Review of 'Budapest Noir'

This was something of a disappointment. I'd been really looking forward to it since seeking Réka Tenki in On Body and Soul, where she was great. I'd watched the trailer and saw how atmospheric it looked, and I had high hopes.

It did look great; Budapest is very photogenic and it's beautifully shot. But the script and the plot really let it down. Our hero is an implausibly well-connected crime reporter. There's a bit of an antisemitism theme, but it's incidental to the plot, more for colour than anything else.
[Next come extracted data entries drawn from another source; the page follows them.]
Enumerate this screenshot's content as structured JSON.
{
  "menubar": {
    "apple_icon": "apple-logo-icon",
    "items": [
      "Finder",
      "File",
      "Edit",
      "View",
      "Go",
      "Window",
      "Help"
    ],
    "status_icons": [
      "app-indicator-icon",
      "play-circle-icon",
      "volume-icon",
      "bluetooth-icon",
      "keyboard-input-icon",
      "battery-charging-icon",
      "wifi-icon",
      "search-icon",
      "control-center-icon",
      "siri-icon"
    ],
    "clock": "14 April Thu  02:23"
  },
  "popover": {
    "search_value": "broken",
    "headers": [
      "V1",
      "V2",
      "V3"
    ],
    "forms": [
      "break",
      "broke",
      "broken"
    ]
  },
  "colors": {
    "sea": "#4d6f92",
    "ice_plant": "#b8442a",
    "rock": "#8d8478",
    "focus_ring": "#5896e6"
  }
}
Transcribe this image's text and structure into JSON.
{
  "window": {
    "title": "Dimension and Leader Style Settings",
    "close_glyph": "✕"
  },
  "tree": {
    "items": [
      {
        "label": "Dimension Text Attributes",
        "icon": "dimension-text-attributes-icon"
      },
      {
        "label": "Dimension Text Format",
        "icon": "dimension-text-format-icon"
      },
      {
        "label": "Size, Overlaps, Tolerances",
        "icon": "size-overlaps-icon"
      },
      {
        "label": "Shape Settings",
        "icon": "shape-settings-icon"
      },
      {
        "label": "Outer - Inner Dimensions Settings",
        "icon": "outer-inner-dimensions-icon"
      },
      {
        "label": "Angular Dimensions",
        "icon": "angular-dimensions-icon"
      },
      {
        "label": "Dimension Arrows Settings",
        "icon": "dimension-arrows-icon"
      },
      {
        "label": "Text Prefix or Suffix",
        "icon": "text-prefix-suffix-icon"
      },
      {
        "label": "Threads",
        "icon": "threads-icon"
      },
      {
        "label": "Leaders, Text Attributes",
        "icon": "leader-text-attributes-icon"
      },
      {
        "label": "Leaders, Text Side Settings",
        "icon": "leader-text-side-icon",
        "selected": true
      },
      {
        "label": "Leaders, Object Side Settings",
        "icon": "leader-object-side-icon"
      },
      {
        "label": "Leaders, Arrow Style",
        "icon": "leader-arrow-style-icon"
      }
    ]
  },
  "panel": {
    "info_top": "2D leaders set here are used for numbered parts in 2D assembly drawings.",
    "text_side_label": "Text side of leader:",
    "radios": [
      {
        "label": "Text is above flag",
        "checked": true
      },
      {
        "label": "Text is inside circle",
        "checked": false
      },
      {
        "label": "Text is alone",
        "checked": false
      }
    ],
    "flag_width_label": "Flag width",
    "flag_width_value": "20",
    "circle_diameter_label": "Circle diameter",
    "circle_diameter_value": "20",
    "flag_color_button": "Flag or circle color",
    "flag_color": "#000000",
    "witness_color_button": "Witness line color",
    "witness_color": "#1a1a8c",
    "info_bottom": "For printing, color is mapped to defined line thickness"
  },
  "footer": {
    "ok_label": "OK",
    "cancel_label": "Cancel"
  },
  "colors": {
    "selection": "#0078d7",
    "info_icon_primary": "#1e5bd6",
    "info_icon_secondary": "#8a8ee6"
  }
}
 It's as if someone decided that they would put in everything that could possibly go into a film noir, and that somehow it would all come together. But it doesn't. The plot just about hangs together but it sort of plods along...there isn't much suspense or feeling of mystery; and once we've got used to secondary characters being slaughtered while our hero remains implausibly untouched, there isn't any noir-like feeling of menace. Also, while I love the kind of Jazz that is typically associated with noir, I felt that the soundtrack ought to have been more Cabaret and less LA Confidential. And Réka Tenki's character isn't all that interesting.

Watched at Woodford Odeon, as part of the UK Jewish Film Festival.

Review of 'Animal Dreams' by Barbara Kingsolver

Another nicely-written, well-structured book from Barbara Kingsolver, which I thoroughly enjoyed. It's great that she not only creates believable characters (especially blue-collar ones), but that she also has her heart so firmly in the right place. This one has environmental degradation and a sister who goes off to help the Sandinista revolution as an agronomist. I'm a bit concerned that the ending is a bit fairy-tale, at least as far as the evil environment-trashing mining company is concerned, but I'm not sure I could have endured a more 'realistic' ending.

Tuesday, November 06, 2018

Review of 'The Wife' (another spoiler alert)

A film about a New York writer (inevitably, he's Jewish) who is feted as a great, and wins the Nobel Prize for literature, but really it's his wife who is writing the books. Well crafted and acted, beautifully filmed. Great portrayal of her as the actual creative genius who is mainly content to take a back seat as long as she can write and be published and be read, which she wouldn't have been able to do as a 'woman writer'. Great portrayal of him as an utter no-talent prick who is pompous and self-important, and refers even in private to their relationship as a 'writing partnership'.

I note in passing how long ago 1992 (when the film is set, apart from some flashbacks to the 1960s) now seems - no internet, no mobile phones...any of which would have made the plot less plausible.

Watched at the O2 Cinema in Finchley Road - huge screen, powerful sound not really needed for this intimate film.

Review of 'Indignation' (Spoiler Alert)

The official theatrical release poster
Another not-so-great film on Netflix. Young Jewish guy in 1950s America goes from New York to a conservative college in Ohio, partly to avoid being drafted to fight in Korea. His parents are over-protective, he's a socialist and atheist who must dodge the two Jewish room-mates the college has assigned him to and the Jewish fraternity that seeks to recruit him. He attracts the attentions of a beautiful but troubled wasp and posh female student, who sucks him off in his room-mates borrowed car.

It's a bit "Portnoy's Complaint" (well, it's based on novel by Philip Roth), a bit American Graffiti, and a bit something more serious...but it's also a bit boring and a bit too pleased with itself. Bits of the plot don't really make sense or seem implausible. Some of the cinematography also seems odd, the more so because most of it is so conventional.

Watched on Netflix via Chromecast...in two halves, several days apart.